— Мы отдали делу рабочего класса большую часть жизни... Каждый по-своему... Но, как говорится, «не сотвори себе кумира». Мы всегда имели дело с авангардом, с лучшими рабочими, наиболее интеллигентными. На остальную массу, промышляющую лишь о водке, закрывали глаза. Но сегодня именно эта масса выходит на улицу. Мы должны сказать себе честно: культурный, а главное — политический уровень наших рабочих слишком низок для того, чтобы говорить о них как о созидательной силе...
Чхеидзе довольно резко прервал меня:
— Ну, извините! Человек, выступающий от имени рабочей демократии...
— Я выступаю от своего имени... Все наши лозунги,— ответил я,— они восприняли только как негативную идею: «Долой!» А как «долой», что вместо этого?
— Винить рабочих в этом нельзя,— вмешивается Соколов.— Из-за проклятого царизма вся наша демократия была неорганизованна... Где рабочие могли учиться политике? У них просто нет привычки к демократии.
— Вот именно,— обрадовался я такому повороту.— Поэтому когда сейчас перед нами стоит вопрос: кому надлежит быть преемником царизма? — мы должны исходить из той очевидной истины, что рабочие являются гигантской силой разрушения, но никак не созидательной силой новой власти... Вот вы, согласились бы вы сегодня, когда идет война, когда нет хлеба, когда толпа захлестнула улицы,— согласились бы вы стать премьером рабочего правительства?
Керенский даже подался вперед: он был согласен стать премьером любого правительства, но я повернулся к Чхеидзе.
— Упаси господи, что я, сумасшедший? — ответил он.
— Правильно. Николая Романова и Протопопова могут сменить только Родзянко и Милюков, а не Чхеидзе и Керенский. Это мой первый и главный вывод.
— Я с вами абсолютно согласен,— поддержал меня Соколов.— Это не трусость, а мудрость. Весь огромный государственный аппарат, который сегодня ведает снабжением, транспортом, промышленностью, вся гигантская армия чиновников — мы можем их ругать сколько угодно, но они свое дело знают,— вся эта государственная машина может стать послушной действительно только Милюкову, но не Чхеидзе. И если эта машина остановится хоть на минуту, начнется чудовищный хаос.
— Мы рады,— сказал посерьезневший Керенский,— что на сей раз ваши выводы вполне совпадают с нашими,— и он кивнул в сторону Чхеидзе.— Но это, так сказать, техника. Другая сторона дела — политика. Сегодня события, насколько можно судить... развиваются в сторону революции. Победит она или нет, пока неизвестно. Уверен, что во многом это зависит от того, сумеем ли мы оторвать Родзянко и компанию от царя. Можем ли мы сейчас выдвинуть лозунг «Демократическое правительство без буржуазии»? Если мы это сделаем, мы толкнем их в объятья царизма. Ведь так? Они используют разруху и голод, поражения на фронте, они поднимут против нас всю прессу, всю темную провинциальную Россию и задавят нас, перевешают на телеграфных столбах. Это так... Естественно, что мы должны избежать этого. Не только в смысле личной судьбы каждого из нас, ибо вешать будут без разбора, а в смысле судьбы нашего дела... И выход опять-таки один: от царя власть должна перейти только к буржуазии.

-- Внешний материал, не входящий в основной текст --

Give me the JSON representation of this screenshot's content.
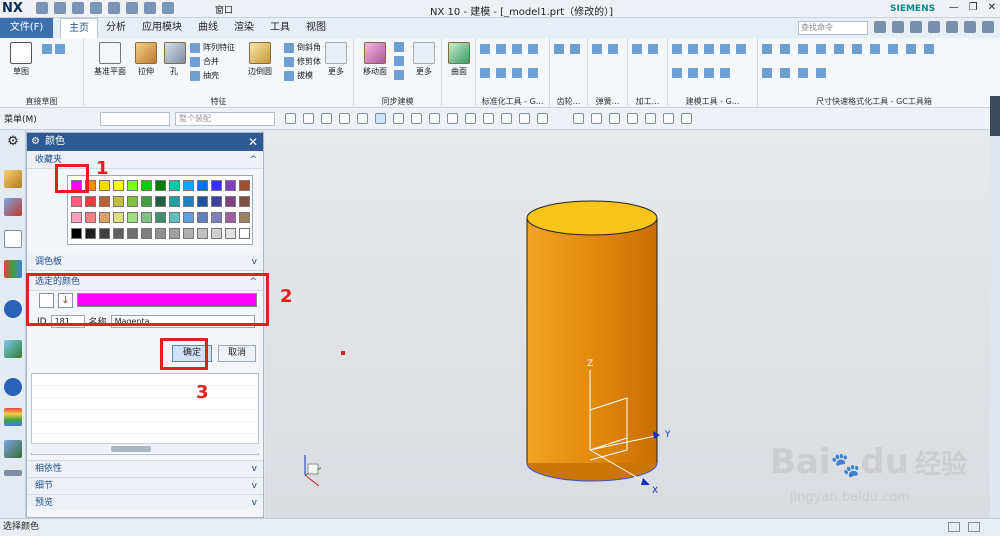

Чхеидзе, внимательно слушавший Керенского и утвердительно кивавший ему своей всклокоченной головой, взглянул на Соколова, на меня и спросил:
— Но имеются ли шансы на то, что Родзянко примет власть из рук революции? То, что сейчас он не с нами, а, стало быть, против нас,— это ясно.
— Но столько лет,— подал голос Керенский,— Родзянко и Милюков мечтали занять министерские кресла... Соблазн велик.
— Значит, во имя успешного завершения великого переворота,— заключил Чхеидзе,— необходимо подтолкнуть их к власти... Необходимо искать почву для компромисса с ними.
— И эту почву,— продолжил я мысль Чхеидзе,— дает нам вопрос об отношении к войне... Не будем тупыми догматиками. Вы знаете,— сказал я, оборачиваясь к Чхеидзе,— что все эти годы я занимался посильной борьбой против войны. Во всяком случае, моя личная позиция известна. Но сейчас надо думать не о личном. Родзянко и Милюков не могут иметь ничего общего с движением, подрывающим идею войны «до победного конца». Значит, надо временно снять лозунг мира — снять во имя победы революции... Не стоит акцентировать внимание и на требования немедленного установления республики... Могут возникнуть самые различные комбинации решения этого вопроса, и мы должны быть к этому готовы.